Area of Study / Keywords
Signal and Image Processing Software Engineering and Intelligent Systems
Scott Dick received his B.Sc. degree in 1997, his M.Sc. degree in 1999, and his Ph.D. in 2002, all from the University of South Florida. His Ph.D. dissertation received the USF Outstanding Dissertation Prize in 2003. He was an Assistant Professor from 2002 - 2008, an Associate Professor from 2008 - 2018, and a Professor since 2018, all with the Department of Electrical and Computer Engineering at the University of Alberta in Edmonton, AB. He has also been the Program Director for Computer Engineering since 2017. Dr. Dick has published over 80 scientific articles in journals and conferences, and is a member of the ACM, IEEE, and ASEE.
Dr. Dick’s research interests are broadly in the areas of computational intelligence (fuzzy logic and neural networks), machine learning, and data mining, as well as the interdisciplinary application of these technologies. His main theoretical interests are in multivalued logics (particularly the new area of "complex fuzzy logic"), deep learning approaches based on them, and Explainable Artificial Intelligence (XAI). Some of his past applied research includes software reliability, proteomics, and livestock disease surveillance. Ongoing applied research projects include condition monitoring in pipelines and electric power distribution networks, Smart Grid applications, and railway operations optimization.
I teach courses for the Computer Engineering: Software Option degree stream. I presently teach the capstone design course for the Software Option (ECE 493).
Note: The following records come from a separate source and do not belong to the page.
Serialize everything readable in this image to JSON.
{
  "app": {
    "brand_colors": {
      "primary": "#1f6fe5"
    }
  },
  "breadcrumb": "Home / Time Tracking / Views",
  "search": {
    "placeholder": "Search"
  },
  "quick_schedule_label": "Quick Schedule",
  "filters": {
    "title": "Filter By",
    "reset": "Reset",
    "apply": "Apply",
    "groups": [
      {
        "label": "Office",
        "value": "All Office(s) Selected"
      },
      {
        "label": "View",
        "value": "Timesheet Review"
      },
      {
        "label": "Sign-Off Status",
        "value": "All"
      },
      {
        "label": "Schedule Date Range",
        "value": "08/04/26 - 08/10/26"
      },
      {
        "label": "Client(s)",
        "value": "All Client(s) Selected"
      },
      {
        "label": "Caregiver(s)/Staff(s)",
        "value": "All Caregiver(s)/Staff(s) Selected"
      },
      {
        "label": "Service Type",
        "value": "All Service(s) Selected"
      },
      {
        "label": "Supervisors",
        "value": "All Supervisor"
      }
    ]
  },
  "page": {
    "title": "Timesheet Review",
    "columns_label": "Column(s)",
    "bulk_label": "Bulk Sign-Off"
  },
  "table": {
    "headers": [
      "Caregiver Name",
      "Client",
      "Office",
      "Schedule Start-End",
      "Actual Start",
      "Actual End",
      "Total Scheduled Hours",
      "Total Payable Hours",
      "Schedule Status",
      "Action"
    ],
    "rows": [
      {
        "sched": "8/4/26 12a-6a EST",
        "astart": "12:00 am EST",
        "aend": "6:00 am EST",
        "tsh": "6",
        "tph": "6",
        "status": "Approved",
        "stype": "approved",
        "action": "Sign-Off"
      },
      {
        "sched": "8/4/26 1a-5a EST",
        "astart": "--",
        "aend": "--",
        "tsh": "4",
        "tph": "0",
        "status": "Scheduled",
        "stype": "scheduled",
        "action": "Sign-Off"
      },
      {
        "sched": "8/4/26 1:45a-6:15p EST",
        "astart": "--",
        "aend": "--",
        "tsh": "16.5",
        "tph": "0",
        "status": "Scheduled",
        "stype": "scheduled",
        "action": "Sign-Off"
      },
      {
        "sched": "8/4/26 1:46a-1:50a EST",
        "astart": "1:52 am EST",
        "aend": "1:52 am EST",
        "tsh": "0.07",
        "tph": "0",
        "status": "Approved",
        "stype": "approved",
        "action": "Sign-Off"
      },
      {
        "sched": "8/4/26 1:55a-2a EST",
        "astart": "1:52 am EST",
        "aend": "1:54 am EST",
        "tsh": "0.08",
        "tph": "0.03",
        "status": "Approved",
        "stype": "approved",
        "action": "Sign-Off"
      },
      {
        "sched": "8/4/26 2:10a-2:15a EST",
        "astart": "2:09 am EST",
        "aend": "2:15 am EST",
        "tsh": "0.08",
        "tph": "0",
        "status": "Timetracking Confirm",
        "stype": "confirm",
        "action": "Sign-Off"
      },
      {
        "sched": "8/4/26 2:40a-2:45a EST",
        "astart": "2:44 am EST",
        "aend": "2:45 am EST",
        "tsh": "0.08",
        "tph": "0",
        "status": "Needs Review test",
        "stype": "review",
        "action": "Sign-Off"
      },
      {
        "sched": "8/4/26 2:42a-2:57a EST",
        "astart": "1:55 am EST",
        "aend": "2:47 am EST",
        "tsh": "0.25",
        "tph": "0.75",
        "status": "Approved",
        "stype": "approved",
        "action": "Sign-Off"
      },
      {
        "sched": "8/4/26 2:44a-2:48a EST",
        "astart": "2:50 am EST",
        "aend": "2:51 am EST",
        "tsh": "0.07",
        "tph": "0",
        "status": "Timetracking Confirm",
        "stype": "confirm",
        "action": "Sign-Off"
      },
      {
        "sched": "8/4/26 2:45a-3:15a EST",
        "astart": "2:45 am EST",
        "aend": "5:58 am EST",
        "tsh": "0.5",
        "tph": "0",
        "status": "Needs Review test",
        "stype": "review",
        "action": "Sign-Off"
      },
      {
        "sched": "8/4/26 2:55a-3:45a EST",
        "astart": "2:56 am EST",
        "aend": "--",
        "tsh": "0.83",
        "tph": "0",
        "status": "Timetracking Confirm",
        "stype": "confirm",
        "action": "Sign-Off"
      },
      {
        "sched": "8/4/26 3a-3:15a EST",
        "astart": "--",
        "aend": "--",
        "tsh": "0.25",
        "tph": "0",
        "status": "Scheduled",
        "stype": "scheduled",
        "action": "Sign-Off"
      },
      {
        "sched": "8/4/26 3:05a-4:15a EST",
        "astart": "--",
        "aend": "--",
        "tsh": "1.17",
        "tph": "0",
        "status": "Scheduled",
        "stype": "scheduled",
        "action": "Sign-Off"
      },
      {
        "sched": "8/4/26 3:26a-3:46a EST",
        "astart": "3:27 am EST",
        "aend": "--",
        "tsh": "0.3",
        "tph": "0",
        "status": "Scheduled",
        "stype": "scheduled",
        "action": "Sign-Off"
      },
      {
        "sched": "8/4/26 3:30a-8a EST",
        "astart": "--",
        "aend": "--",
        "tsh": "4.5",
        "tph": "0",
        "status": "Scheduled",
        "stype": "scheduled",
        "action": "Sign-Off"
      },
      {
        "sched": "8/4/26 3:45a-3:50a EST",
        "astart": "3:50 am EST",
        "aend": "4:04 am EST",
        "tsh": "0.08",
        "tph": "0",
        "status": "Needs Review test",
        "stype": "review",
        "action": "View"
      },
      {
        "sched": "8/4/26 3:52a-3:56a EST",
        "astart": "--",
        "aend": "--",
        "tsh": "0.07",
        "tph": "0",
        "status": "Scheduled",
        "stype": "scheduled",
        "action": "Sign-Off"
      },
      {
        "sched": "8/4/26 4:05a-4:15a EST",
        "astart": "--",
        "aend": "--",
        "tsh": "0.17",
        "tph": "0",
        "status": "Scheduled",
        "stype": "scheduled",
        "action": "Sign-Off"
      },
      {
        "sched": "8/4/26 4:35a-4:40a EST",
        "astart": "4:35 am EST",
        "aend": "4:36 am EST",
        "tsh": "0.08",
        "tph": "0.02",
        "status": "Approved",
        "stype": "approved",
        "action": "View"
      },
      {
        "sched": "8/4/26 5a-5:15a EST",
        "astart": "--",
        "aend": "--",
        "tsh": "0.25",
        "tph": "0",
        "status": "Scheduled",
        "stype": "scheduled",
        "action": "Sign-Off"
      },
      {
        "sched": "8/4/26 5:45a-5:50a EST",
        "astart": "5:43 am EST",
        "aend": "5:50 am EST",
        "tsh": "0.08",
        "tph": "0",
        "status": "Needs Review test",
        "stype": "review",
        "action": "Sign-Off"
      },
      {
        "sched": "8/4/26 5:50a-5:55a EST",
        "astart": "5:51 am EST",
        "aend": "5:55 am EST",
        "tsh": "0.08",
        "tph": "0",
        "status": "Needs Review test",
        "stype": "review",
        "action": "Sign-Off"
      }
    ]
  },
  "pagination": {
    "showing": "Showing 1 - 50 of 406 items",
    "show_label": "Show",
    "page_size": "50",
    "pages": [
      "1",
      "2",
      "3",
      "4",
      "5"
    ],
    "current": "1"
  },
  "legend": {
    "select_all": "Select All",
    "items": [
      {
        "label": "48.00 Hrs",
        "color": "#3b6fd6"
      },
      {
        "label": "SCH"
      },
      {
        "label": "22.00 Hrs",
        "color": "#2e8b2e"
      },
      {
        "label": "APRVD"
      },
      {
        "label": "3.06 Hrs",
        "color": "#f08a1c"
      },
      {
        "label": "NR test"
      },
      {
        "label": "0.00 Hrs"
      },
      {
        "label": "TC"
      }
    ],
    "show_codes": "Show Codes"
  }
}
In the graduate program, I teach the Neural Networks specialty course (ECE 626).
We welcome project suggestions for both ECE 493 and ECE 626 from members of the University community, industry, government, and all other organizations. Students are free to choose a proposed project or another of their choosing, so bring your most interesting ideas - you are competing for mind share! Please contact Dr. Dick directly for further information.
Projects in ECE 493 should be a discrete software system. The project proponent and one student group will collaboratively write a Software Requirements Specification (IEEE Std. 830) defining the detailed scope of work.
Projects in ECE 626 should be a defined machine learning problem, with an anonymized non-confidential dataset (if a confidential data-sharing agreement is necessary, proponents MUST contact Dr. Dick well in advance of the start of term), as well as a data dictionary and detailed description of the machine learning task (the documentation for a Kaggle competition would be a good example). The dataset, and all ancillary materials, will be provided to volunteering ECE 626 students.
Design of software systems from concept to working prototype. Applying software engineering techniques. Working in small groups under constraints commonly experienced in industry. Exposing each team member to the design, implementation, documentation, and testing phases of the project. Managing software development projects. Provides a capstone experience in software development processes. Prerequisite: ECE 421 or CMPE 410. Credit may be obtained in only one of CMPE 440 or ECE 493.
Introductory and advanced topics in neural networks and connectionist systems. Fast backpropagation techniques including Levenberg-Marquardt and conjugate-gradient algorithms. Regularization theory. Information-theoretic learning, statistical learning, dynamic programming, neurodynamics, complex-valued neural networks.